The sun is slowly sinking in the west, with the clear radiance peculiar to happy Greece, but, as it seems to the mother, with less majesty than when it dipped its burning orb, as into Lethe’s wave, in the lotus-filled waters of the Ganges. Solemnly they converse of their happy youth when all things to come wore ever brightening hues, when future deeds surrounded them like the stars now emerging countless from the night. And now the aulic tones whisper softly in the ether around them, filling all things with sweet melody, and catching the ear of the listening child; recalling to Demetros the period of infancy, when in like manner at eventide he had raised his head from the lap of his mother; to Ganga the time when, in the protecting arms of Nikaiyah, she had hearkened to the notes of the Indian nightingales.

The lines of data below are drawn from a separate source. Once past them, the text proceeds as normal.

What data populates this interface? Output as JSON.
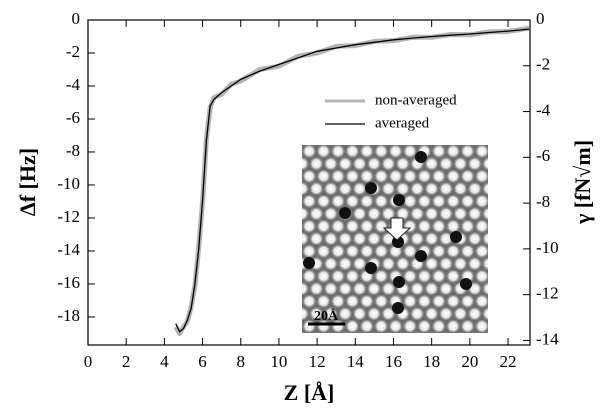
{
  "chart_data": {
    "type": "line",
    "x_label": "Z [Å]",
    "y_label": "Δf [Hz]",
    "y2_label": "γ [fN√m]",
    "x": [
      4.6,
      4.8,
      5.0,
      5.2,
      5.4,
      5.6,
      5.8,
      6.0,
      6.2,
      6.4,
      6.6,
      7,
      7.5,
      8,
      9,
      10,
      11,
      12,
      13,
      14,
      15,
      16,
      17,
      18,
      19,
      20,
      21,
      22,
      23.1
    ],
    "series": [
      {
        "name": "non-averaged",
        "color": "#b4b4b4",
        "values": [
          -18.6,
          -19.0,
          -18.6,
          -18.3,
          -17.4,
          -16.1,
          -13.8,
          -11.0,
          -7.2,
          -5.3,
          -4.7,
          -4.5,
          -3.9,
          -3.7,
          -3.0,
          -2.8,
          -2.2,
          -2.0,
          -1.6,
          -1.55,
          -1.3,
          -1.25,
          -1.05,
          -1.05,
          -0.88,
          -0.9,
          -0.72,
          -0.7,
          -0.5
        ]
      },
      {
        "name": "averaged",
        "color": "#000000",
        "values": [
          -18.4,
          -18.9,
          -18.7,
          -18.2,
          -17.5,
          -16.0,
          -13.9,
          -10.9,
          -7.3,
          -5.2,
          -4.8,
          -4.4,
          -4.0,
          -3.6,
          -3.1,
          -2.7,
          -2.3,
          -1.9,
          -1.7,
          -1.5,
          -1.35,
          -1.2,
          -1.1,
          -1.0,
          -0.92,
          -0.85,
          -0.76,
          -0.67,
          -0.55
        ]
      }
    ],
    "xlim": [
      0,
      23.15
    ],
    "xticks": [
      0,
      2,
      4,
      6,
      8,
      10,
      12,
      14,
      16,
      18,
      20,
      22
    ],
    "ylim": [
      -19.7,
      0
    ],
    "yticks": [
      0,
      -2,
      -4,
      -6,
      -8,
      -10,
      -12,
      -14,
      -16,
      -18
    ],
    "y2lim": [
      -14.2,
      0
    ],
    "y2ticks": [
      0,
      -2,
      -4,
      -6,
      -8,
      -10,
      -12,
      -14
    ],
    "legend": "right",
    "inset_label": "20Å"
  }
}
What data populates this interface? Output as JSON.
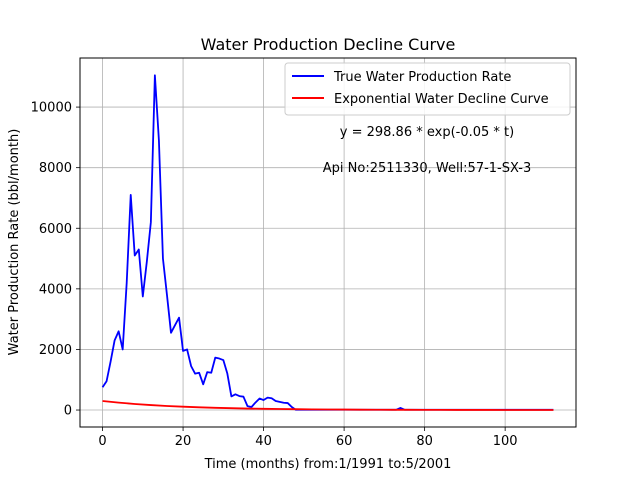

Sadly Ganga speaks of them as those she shall never behold. Hopefully the Eleusinian priest unfolds his faith in immortality—pure and sweet fell his words on her mind, when divested of Brahmin superstition, as the placid moonbeams now silvering his golden locks and kissing the brow of the sleeping infant. Here was no hideous transmigration to pass through atoning, but all was clear and blessed as the innocent period of childhood—there, where the starry points showed glimpses of the radiant heaven, they would rejoin, in the happy company of the gods, their friends now made immortal. There, as true Olympians, enjoy the happiness of the blessed.
Their prophetic eyes seem to behold in the misty future the deified reclining, on the golden-clouds which cap the hill of Musaeus. Silently descend the shades of evening on the city of Athens, and on the pair as they muse on the mount by the temple of Jupiter.
Centuries have passed since the times of Elephantum and Eleusis. The “eye of Greece” now desolate, still courts the shade of Hymethus—the suns rise and set no more on the home of the Arts and the Muses—no longer gild the morning rays a glittering Acropolis—no longer chime the aulic notes with the song of the Chian-Homer. Still wanders the Brahmin, no longer at Elephantum, in India’s groves alone, unchanged amid the changing scenes around him. Still flows the Ganges, the mightiest of eastern waters.